- Location: Grand Canyon-Parashant National Monument, Mohave County, Arizona, US
- Nearest city: Mesquite, NV
- Coordinates: 36°25′43″N 113°14′48″W﻿ / ﻿36.42861°N 113.24667°W
- Area: 37,030 acres (150 km^{2})
- Established: 1984
- Governing body: U.S. Department of Interior Bureau of Land Management

= Grand Wash Cliffs Wilderness =

Protected area in Mohave County, Arizona

Grand Wash Cliffs Wilderness is a protected wilderness area in the Grand Canyon-Parashant National Monument in the U.S. state of Arizona. Established in 1984 under the Arizona Wilderness Act the area is managed by the Bureau of Land Management.
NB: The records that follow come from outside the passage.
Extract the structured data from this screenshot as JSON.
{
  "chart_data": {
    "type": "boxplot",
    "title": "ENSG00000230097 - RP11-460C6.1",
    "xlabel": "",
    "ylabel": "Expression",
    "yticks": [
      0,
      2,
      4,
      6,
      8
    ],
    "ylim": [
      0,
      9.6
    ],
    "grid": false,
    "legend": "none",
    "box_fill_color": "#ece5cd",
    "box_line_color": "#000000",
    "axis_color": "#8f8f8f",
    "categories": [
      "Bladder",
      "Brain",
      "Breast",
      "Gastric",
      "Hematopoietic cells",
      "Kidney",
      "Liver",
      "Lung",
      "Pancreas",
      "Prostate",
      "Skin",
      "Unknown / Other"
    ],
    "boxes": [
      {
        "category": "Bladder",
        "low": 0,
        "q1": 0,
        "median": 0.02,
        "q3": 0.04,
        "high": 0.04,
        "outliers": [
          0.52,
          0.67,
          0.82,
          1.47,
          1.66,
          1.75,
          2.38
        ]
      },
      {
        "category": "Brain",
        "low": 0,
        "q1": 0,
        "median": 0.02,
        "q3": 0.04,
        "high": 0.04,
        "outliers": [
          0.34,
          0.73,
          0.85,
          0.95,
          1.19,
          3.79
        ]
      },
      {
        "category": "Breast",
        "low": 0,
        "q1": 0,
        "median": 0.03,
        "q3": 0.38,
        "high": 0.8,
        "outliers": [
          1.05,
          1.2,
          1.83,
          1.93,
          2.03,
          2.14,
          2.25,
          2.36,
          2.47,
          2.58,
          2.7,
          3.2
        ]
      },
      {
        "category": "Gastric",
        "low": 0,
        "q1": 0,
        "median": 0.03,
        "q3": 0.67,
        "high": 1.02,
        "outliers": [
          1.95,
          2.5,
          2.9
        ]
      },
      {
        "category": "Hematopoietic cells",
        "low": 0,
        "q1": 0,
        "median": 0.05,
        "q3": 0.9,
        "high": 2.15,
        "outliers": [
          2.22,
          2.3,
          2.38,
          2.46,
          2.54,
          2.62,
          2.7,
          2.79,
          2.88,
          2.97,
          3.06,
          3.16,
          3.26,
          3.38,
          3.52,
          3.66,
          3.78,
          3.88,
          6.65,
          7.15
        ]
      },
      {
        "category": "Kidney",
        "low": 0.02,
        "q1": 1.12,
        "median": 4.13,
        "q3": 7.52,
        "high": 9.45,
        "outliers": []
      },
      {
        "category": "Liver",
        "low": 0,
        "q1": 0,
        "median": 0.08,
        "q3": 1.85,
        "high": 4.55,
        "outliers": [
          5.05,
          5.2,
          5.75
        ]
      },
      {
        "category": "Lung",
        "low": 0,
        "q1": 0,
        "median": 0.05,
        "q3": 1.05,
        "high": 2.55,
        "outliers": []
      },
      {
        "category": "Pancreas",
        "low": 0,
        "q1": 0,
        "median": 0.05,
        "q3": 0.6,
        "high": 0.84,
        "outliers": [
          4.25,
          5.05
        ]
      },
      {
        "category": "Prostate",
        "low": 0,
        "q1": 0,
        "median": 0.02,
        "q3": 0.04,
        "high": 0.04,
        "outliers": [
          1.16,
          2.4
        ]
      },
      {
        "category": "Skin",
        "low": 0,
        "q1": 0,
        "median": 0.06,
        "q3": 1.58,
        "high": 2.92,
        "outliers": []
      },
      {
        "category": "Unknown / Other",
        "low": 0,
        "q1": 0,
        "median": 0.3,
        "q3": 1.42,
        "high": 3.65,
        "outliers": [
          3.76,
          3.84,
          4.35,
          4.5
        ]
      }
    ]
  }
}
This desert wilderness is a 12-mile stretch of the Grand Wash Cliffs encompassing escarpments, canyons, and sandstone buttes that make up the transition zone between the Colorado Plateau and the Basin and Range Province.

The elevation ranges from 2,650 feet (807 m) to 6,700 feet (2042 m). Vegetation includes an assortment of Mojave Desert shrubs below the cliffs as well as a pinyon-juniper woodland above. Wildlife in the area include gila monsters, desert tortoise, and desert bighorn sheep.